7. The method of claim 6, wherein the obtaining of the test-time augmentation cross entropy includes:

identifying accuracy of a training label of the noisy training data by forming a probability distribution of unique labels for the training label of the noisy training data.

8. The method of claim 2, wherein the learning of the classifier by mixing the noisy training data and the clean label data at the predetermined ratio includes:

forming mixed training data by mixing the clean label data and the noisy training data separated by selecting the label noise.

9. A noise label learning apparatus, the apparatus comprising:

a processor; and

a memory configured to store a program executed by the processor,

wherein the processor is configured to:

obtain noisy training data including clean label data and label noise data;

select label noise for searching for mislabeled data by separating the clean label data and the label noise data from the noisy training data;

learn a classifier by mixing the noisy training data and the clean label data at a predetermined ratio;

when selecting the label noise, training a weak classifier for the noisy training data;

calculate a prediction score by predicting augmented training data by using the weak classifier; and

select label noise data from the noisy training data depending on the prediction score,

wherein the prediction score for separating the clean label data and the label noise data is test-time augmentation cross entropy.

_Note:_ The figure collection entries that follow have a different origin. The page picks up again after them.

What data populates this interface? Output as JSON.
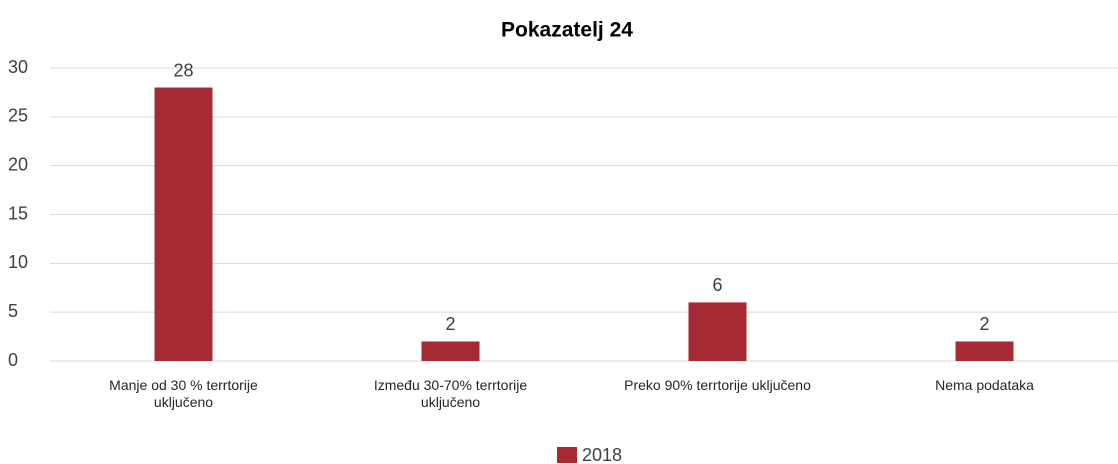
{
  "chart_data": {
    "type": "bar",
    "title": "Pokazatelj 24",
    "categories": [
      "Manje od 30 % terrtorije uključeno",
      "Između 30-70% terrtorije uključeno",
      "Preko 90% terrtorije uključeno",
      "Nema podataka"
    ],
    "series": [
      {
        "name": "2018",
        "color": "#a52a33",
        "values": [
          28,
          2,
          6,
          2
        ]
      }
    ],
    "ylim": [
      0,
      30
    ],
    "yticks": [
      0,
      5,
      10,
      15,
      20,
      25,
      30
    ],
    "grid": true,
    "legend": "bottom"
  }
}
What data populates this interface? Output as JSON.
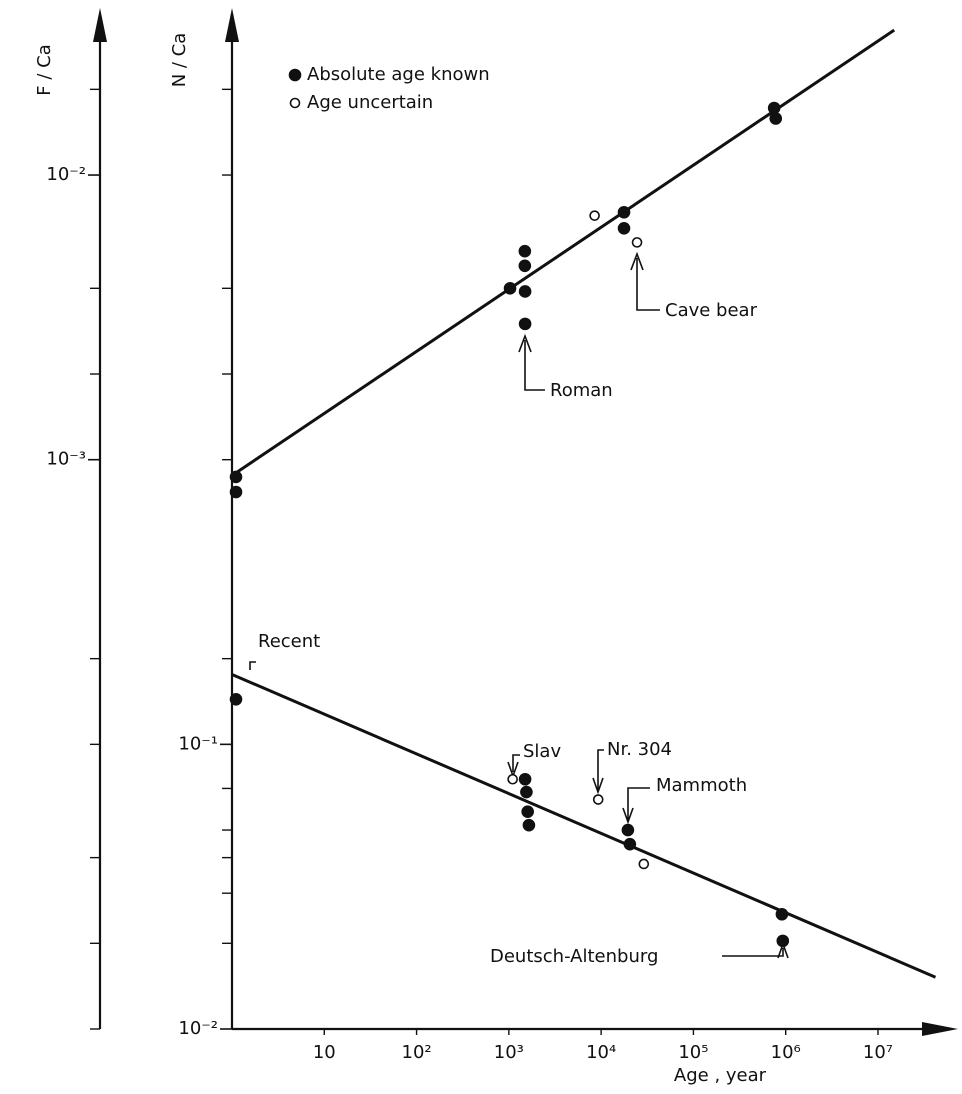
{
  "chart_data": {
    "type": "scatter",
    "xlabel": "Age , year",
    "ylabel": "N / Ca",
    "y2label": "F / Ca",
    "log_x": true,
    "log_y": true,
    "xlim": [
      1,
      47000000
    ],
    "xticks": [
      10,
      {
        "value": 100,
        "label": "10²"
      },
      {
        "value": 1000,
        "label": "10³"
      },
      {
        "value": 10000,
        "label": "10⁴"
      },
      {
        "value": 100000,
        "label": "10⁵"
      },
      {
        "value": 1000000,
        "label": "10⁶"
      },
      {
        "value": 10000000,
        "label": "10⁷"
      }
    ],
    "ylim": [
      0.01,
      38
    ],
    "yticks": [
      {
        "value": 0.01,
        "label": "10⁻²"
      },
      {
        "value": 0.1,
        "label": "10⁻¹"
      }
    ],
    "yminor": [
      0.02,
      0.03,
      0.04,
      0.05,
      0.07,
      0.2,
      1,
      2,
      4,
      10,
      20
    ],
    "y2lim": [
      1e-05,
      0.038
    ],
    "y2ticks": [
      {
        "value": 0.001,
        "label": "10⁻³"
      },
      {
        "value": 0.01,
        "label": "10⁻²"
      }
    ],
    "y2minor": [
      1e-05,
      2e-05,
      4e-05,
      0.0001,
      0.0002,
      0.002,
      0.004,
      0.02
    ],
    "series": [
      {
        "name": "Absolute age known",
        "filled": true,
        "axis": "y2",
        "x": [
          1,
          1,
          1490,
          1490,
          1030,
          1500,
          1500,
          17700,
          17700,
          750000,
          780000
        ],
        "values": [
          0.00087,
          0.00077,
          0.0054,
          0.0048,
          0.004,
          0.0039,
          0.003,
          0.0074,
          0.0065,
          0.0172,
          0.0158
        ]
      },
      {
        "name": "Age uncertain",
        "filled": false,
        "axis": "y2",
        "x": [
          8500,
          24500
        ],
        "values": [
          0.0072,
          0.0058
        ]
      },
      {
        "filled": true,
        "axis": "y",
        "x": [
          1,
          1500,
          1550,
          1600,
          1650,
          19500,
          20500,
          910000,
          930000
        ],
        "values": [
          0.144,
          0.0754,
          0.068,
          0.058,
          0.052,
          0.05,
          0.0446,
          0.0253,
          0.0204
        ]
      },
      {
        "filled": false,
        "axis": "y",
        "x": [
          1100,
          9300,
          29000
        ],
        "values": [
          0.0754,
          0.064,
          0.038
        ]
      }
    ],
    "fits": [
      {
        "axis": "y2",
        "x": [
          1,
          15000000
        ],
        "values": [
          0.00088,
          0.0323
        ]
      },
      {
        "axis": "y",
        "x": [
          1,
          42000000
        ],
        "values": [
          0.176,
          0.0152
        ]
      }
    ],
    "annotations": [
      "Roman",
      "Cave bear",
      "Recent",
      "Slav",
      "Nr. 304",
      "Mammoth",
      "Deutsch-Altenburg"
    ]
  }
}
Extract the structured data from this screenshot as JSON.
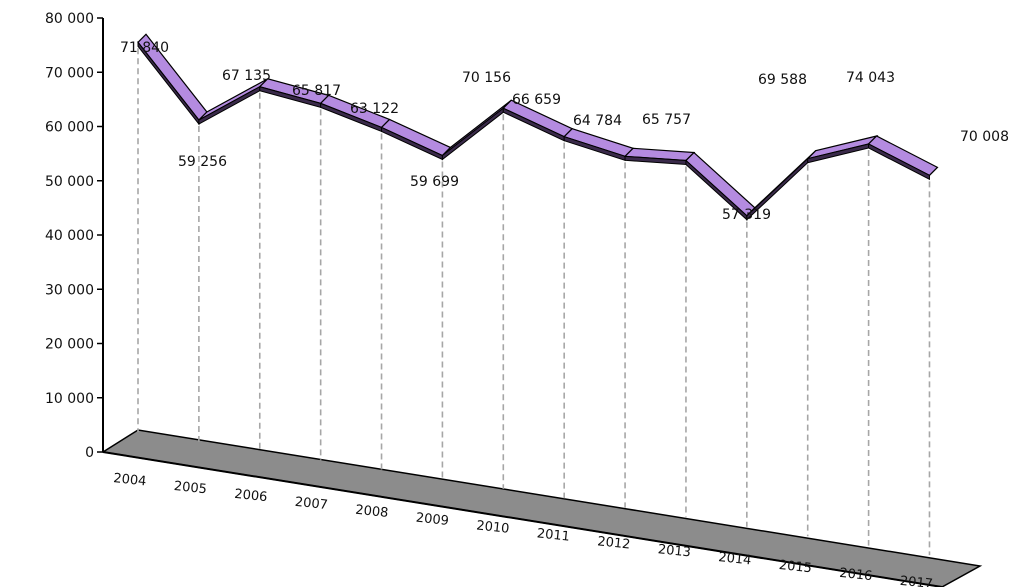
{
  "chart_data": {
    "type": "line",
    "style": "3d-ribbon",
    "categories": [
      "2004",
      "2005",
      "2006",
      "2007",
      "2008",
      "2009",
      "2010",
      "2011",
      "2012",
      "2013",
      "2014",
      "2015",
      "2016",
      "2017"
    ],
    "series": [
      {
        "values": [
          71840,
          59256,
          67135,
          65817,
          63122,
          59699,
          70156,
          66659,
          64784,
          65757,
          57319,
          69588,
          74043,
          70008
        ]
      }
    ],
    "data_labels": [
      "71 840",
      "59 256",
      "67 135",
      "65 817",
      "63 122",
      "59 699",
      "70 156",
      "66 659",
      "64 784",
      "65 757",
      "57 319",
      "69 588",
      "74 043",
      "70 008"
    ],
    "y_ticks": [
      "0",
      "10 000",
      "20 000",
      "30 000",
      "40 000",
      "50 000",
      "60 000",
      "70 000",
      "80 000"
    ],
    "ylim": [
      0,
      80000
    ],
    "title": "",
    "xlabel": "",
    "ylabel": "",
    "grid": false,
    "legend": "none",
    "colors": {
      "ribbon_top": "#b48be0",
      "ribbon_outline": "#000000",
      "floor": "#8c8c8c",
      "drop_lines": "#a6a6a6"
    }
  }
}
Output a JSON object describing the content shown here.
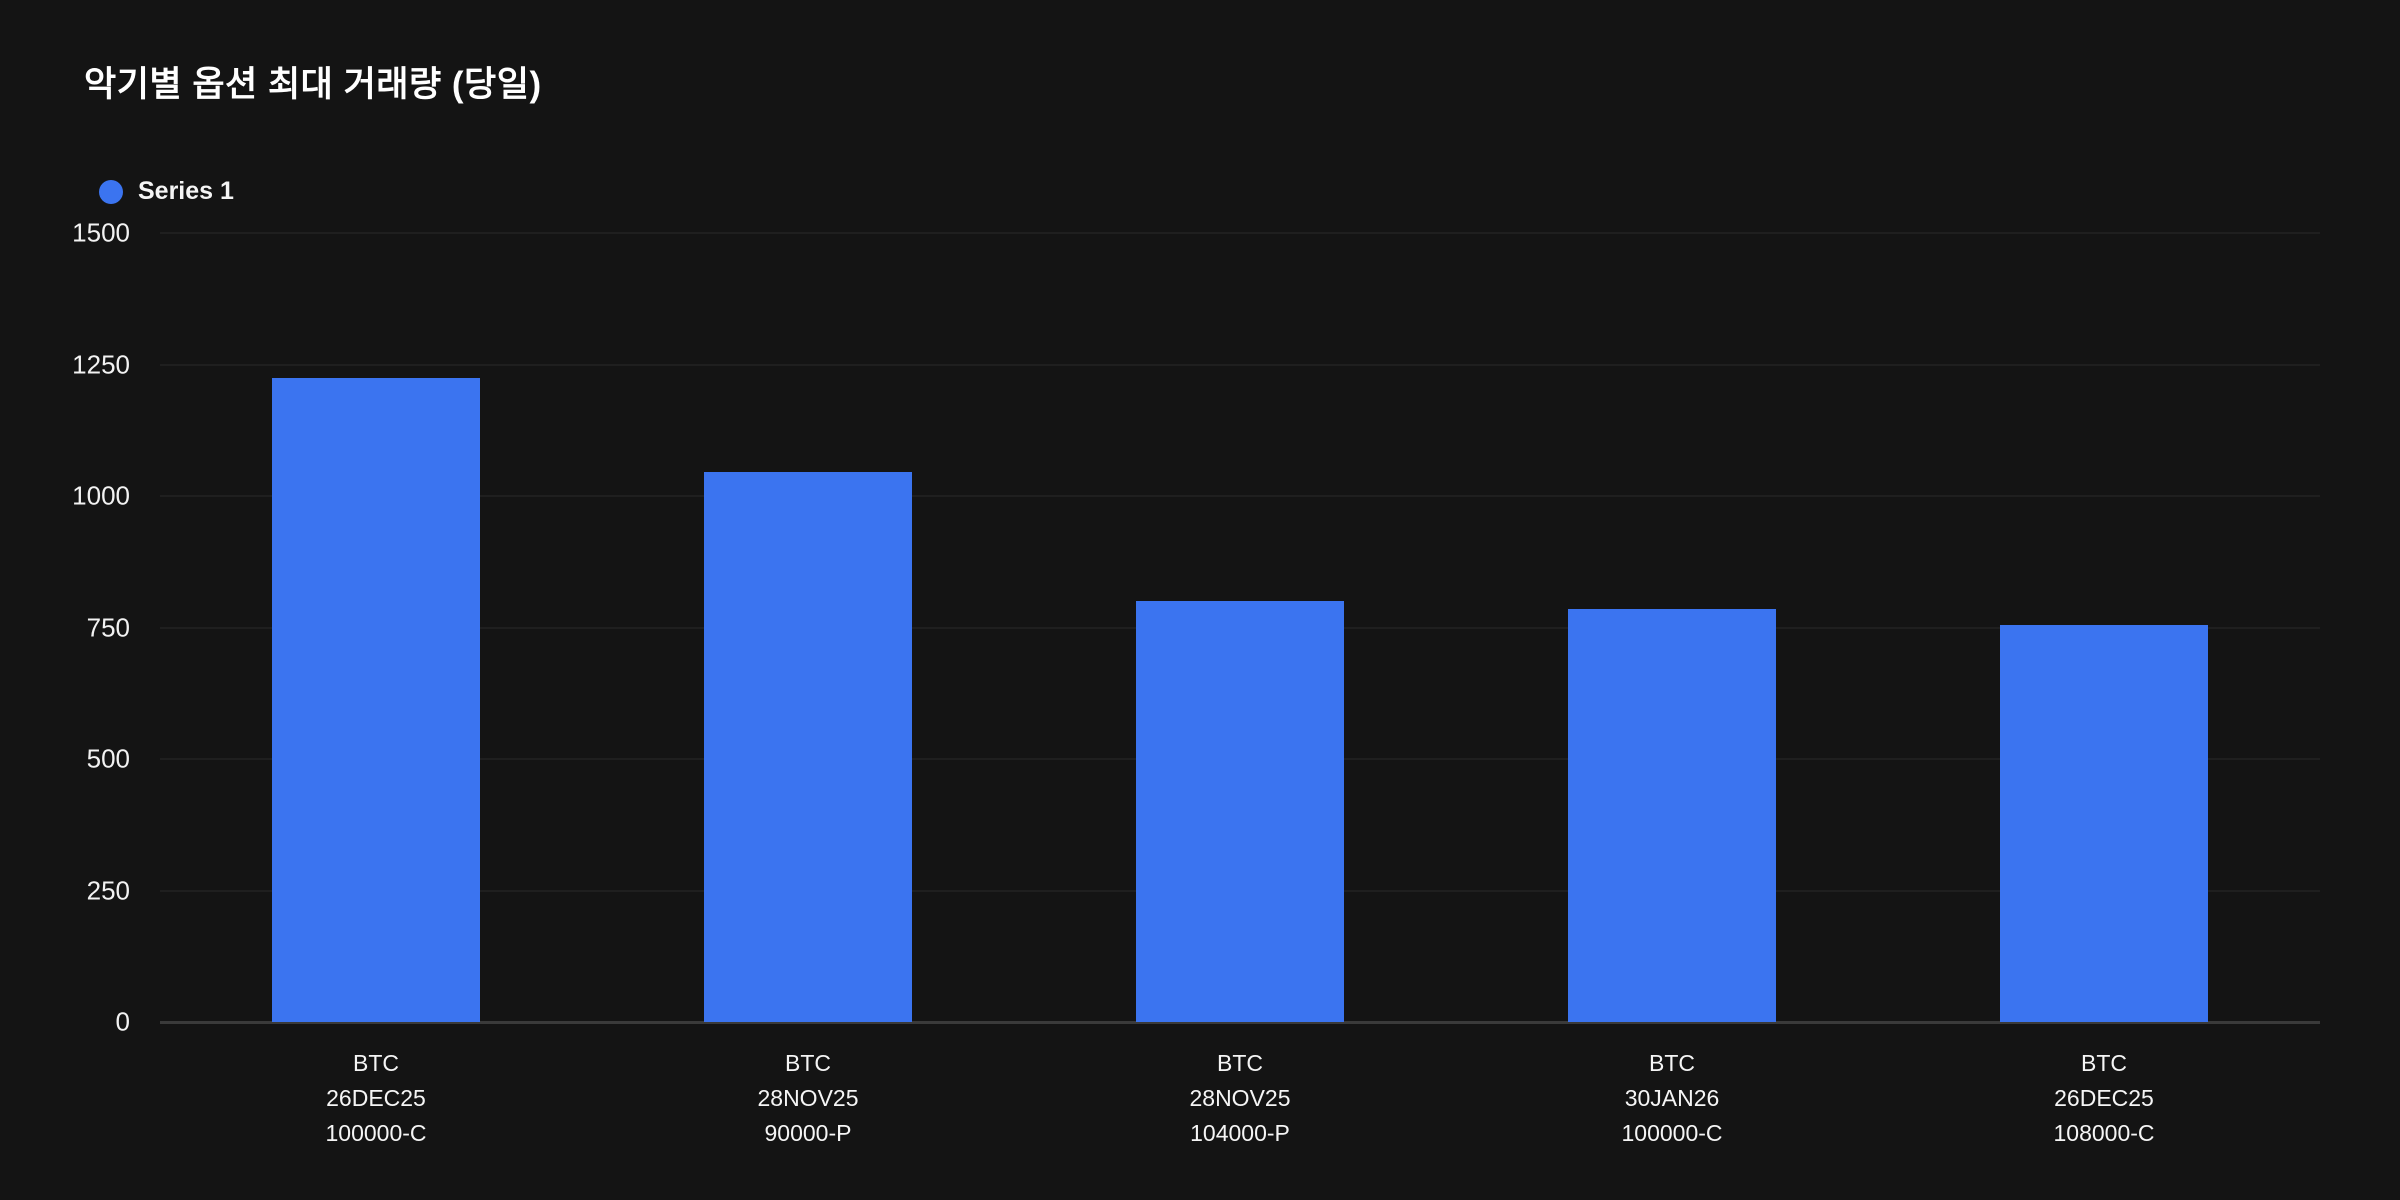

10. The apparatus of claim 9, wherein, when selecting the label noise, the processor is configured to:

perform warm-up for training the weak classifier to obtain a prediction score of the noisy training data;

calculate the prediction score of the noisy training data for separating the label noise data and the clean label data by using the trained weak classifier; and

obtain the test-time augmentation cross entropy for distinguishing between the label noise data and the clean label data based on the calculated prediction score of the noisy training data.

11. The apparatus of claim 10, wherein, when performing the warm-up for training the weak classifier, the processor is configured to:

train the noisy training data for a predetermined number of epochs.

12. The apparatus of claim 11, wherein, when calculating the prediction score of the noisy training data, the processor is configured to:

perform prediction of the weak classifier based on the augmented training data included in the noisy training data through test-time augmentation based on an affine transformation.

13. The apparatus of claim 12, wherein, when performing the prediction of the weak classifier based on the augmented training data, the processor is configured to:

form a set of the augmented training data by using the affine transformation from a pair of image labels of the noisy training data; and

obtain a predicted label set by performing the prediction of the weak classifier based on the set of augmented training data.

14. The apparatus of claim 13, wherein, when obtaining the test-time augmentation cross entropy, the processor is configured to:

calculate the prediction score by using the prediction of the weak classifier of the augmented training data; and

select the label noise data from the noisy training data depending on the prediction score.

15. The apparatus of claim 14, wherein, when obtaining the test-time augmentation cross entropy, the processor is configured to:

identify accuracy of a training label of the noisy training data by forming a probability distribution of unique labels for the training label of the noisy training data.

16. The apparatus of claim 10, wherein, when learning the classifier by mixing the noisy training data and the clean label data at the predetermined ratio, the processor is configured to:

form mixed training data by mixing the clean label data and the noisy training data separated by selecting the label noise.